Son compliment ne s’arrête pas là. De toute sa tendresse, ma mère souligne l’ensemble des efforts que je fournis :


— Tu es si courageuse. Assumer la boutique et ce mandat de maire. Quelle motivation !


Je lui rappelle que la ténacité est affaire de famille :


— J’ai eu de bons exemples. Vous m’avez élevée ainsi.


Comme dit l’expression, je dois rendre à César ce qui lui revient. Je remercie maman et l’amour qui déborde dans ses paroles avant de la laisser. Je veux profiter de la soirée pour souffler un peu. Même si je vis seule et que je suis célibataire, les instants qui m’appartiennent vraiment demeurent rares. Dans la routine quotidienne de l’épicerie, je vois à longueur de journée un défilé d’habitants, aussi bien en quête de nourriture que de lien social. Discuter représente presque la moitié de mon travail. L’épicerie est devenue un point d’échange incontournable, au même titre que la brasserie. Dans notre village excentré, les commerces incarnent des lieux de rassemblements, de rencontres et de partages indispensables pour certains, surtout les plus âgés dont les interactions sociales sont limitées.

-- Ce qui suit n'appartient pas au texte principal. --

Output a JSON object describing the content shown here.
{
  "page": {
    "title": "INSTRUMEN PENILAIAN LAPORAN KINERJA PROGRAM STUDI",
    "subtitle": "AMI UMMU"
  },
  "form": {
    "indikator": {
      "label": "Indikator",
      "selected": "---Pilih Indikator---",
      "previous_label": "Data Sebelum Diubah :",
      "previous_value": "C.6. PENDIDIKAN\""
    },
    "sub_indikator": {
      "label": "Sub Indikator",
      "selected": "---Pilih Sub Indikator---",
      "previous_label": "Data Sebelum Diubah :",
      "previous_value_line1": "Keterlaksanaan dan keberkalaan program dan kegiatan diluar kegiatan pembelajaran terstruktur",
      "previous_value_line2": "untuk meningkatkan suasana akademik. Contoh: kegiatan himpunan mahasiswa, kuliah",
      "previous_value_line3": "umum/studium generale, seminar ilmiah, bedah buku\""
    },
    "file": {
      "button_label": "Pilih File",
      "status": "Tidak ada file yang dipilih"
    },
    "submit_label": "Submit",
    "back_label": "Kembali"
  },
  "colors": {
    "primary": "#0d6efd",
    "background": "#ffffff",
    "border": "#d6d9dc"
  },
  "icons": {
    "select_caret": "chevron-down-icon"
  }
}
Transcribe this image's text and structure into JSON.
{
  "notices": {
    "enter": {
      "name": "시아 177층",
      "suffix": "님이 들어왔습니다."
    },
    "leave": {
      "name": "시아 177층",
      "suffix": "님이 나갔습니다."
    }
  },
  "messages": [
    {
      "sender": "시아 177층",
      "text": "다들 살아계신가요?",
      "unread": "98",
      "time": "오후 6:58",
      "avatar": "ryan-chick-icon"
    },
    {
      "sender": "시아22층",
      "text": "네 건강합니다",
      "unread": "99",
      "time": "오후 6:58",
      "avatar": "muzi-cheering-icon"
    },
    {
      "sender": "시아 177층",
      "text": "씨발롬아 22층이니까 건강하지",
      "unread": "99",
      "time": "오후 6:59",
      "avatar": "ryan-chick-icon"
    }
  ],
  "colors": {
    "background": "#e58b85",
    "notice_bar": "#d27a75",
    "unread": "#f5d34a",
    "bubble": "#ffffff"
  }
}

Mères ou pères au foyer, retraités, y compris nos agriculteurs ou artisans aiment retrouver l’animation de nos boutiques.


Une fois le téléphone raccroché, je me dirige vers mon armoire et en sors une grande boîte métallique. Avec ma lourde charge, je migre vers le jardin, contigu à la maison. Celle-ci, en pierre calcaire de la région se divise en deux parties. Si l’épicerie donne sur la rue, le côté habitation s’ouvre sur l’arrière de la propriété. Un jardin assez vaste me permet de profiter de la chaleur saisonnière. Je m’assois sur le banc situé à l’ombre du magnolia. Je ferme les yeux pendant quelques instants et respire profondément, humant les quelques odeurs qui saturent l’air en cette fin d’après-midi. Des fragrances de muguet, d’autres plus boisées. Des parfums légers, virevoltant dans la douce brise du crépuscule. Le printemps entraîne avec lui la floraison de nombreuses variétés de plantes. D’ici quelques jours, le printemps, dans une explosion de couleurs, ajoutera une touche plus vivante à ce tapis d’herbe monochrome. J’apprécie ces quelques minutes où seul le silence m’accompagne. J’ai le sentiment que rien ne peut m’atteindre. Une sensation d’éternité figée, où l’horloge temporelle suspend son oscillation permanente. Bien que provisoire, cette sensation me recadre, m’apaise.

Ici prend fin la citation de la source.